On Friday, the House voted 339-79 for the USA Act, which eases limits on wiretapping and Internet monitoring. The Senate approved the bill on Thursday.
Because neither the House nor the Senate versions of the USA Act include either variant of the RIAA's amendment, the association's lobbyists will focus on a possible conference committee, which would be appointed to work out differences with the Senate. Another possibility is that the Senate could enact the USA Act when senators return this week, automatically sending the bill to President Bush for his signature.
Bush has asked Congress for the additional surveillance and detention powers as a response to the deadly Sept. 11 terrorist attacks on the World Trade Center and the Pentagon.

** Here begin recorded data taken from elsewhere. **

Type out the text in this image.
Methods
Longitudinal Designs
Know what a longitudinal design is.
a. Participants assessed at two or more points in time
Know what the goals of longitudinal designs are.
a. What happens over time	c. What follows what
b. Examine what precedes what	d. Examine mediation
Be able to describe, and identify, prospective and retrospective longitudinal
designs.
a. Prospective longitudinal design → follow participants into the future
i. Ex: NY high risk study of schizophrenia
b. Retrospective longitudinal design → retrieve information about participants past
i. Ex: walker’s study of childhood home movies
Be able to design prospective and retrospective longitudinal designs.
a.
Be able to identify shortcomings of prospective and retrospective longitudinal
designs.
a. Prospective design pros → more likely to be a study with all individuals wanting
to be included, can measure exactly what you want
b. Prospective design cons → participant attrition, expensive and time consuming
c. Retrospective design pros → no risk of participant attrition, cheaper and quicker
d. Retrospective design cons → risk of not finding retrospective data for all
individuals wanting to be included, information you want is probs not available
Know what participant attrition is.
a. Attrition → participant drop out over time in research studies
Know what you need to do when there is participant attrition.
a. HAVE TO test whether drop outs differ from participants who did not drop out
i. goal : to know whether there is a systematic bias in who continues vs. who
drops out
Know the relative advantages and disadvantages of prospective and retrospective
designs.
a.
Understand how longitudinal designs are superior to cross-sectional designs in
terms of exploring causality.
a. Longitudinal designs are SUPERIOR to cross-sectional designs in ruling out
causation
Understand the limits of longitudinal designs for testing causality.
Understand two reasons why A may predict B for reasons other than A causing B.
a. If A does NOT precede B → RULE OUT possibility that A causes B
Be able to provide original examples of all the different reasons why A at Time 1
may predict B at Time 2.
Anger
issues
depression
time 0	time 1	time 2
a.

The text of the original RIAA amendment says that "no action may be brought under this subsection arising out of any impairment of the availability of data, a program, a system or information, resulting from measures taken by an owner of copyright in a work of authorship, or any person authorized by such owner to act on its behalf, that are intended to impede or prevent the infringement of copyright in such work by wire or electronic communication."
It also immunizes from liability actions that "are reasonably intended to impede or prevent the unauthorized transmission" of pirated materials.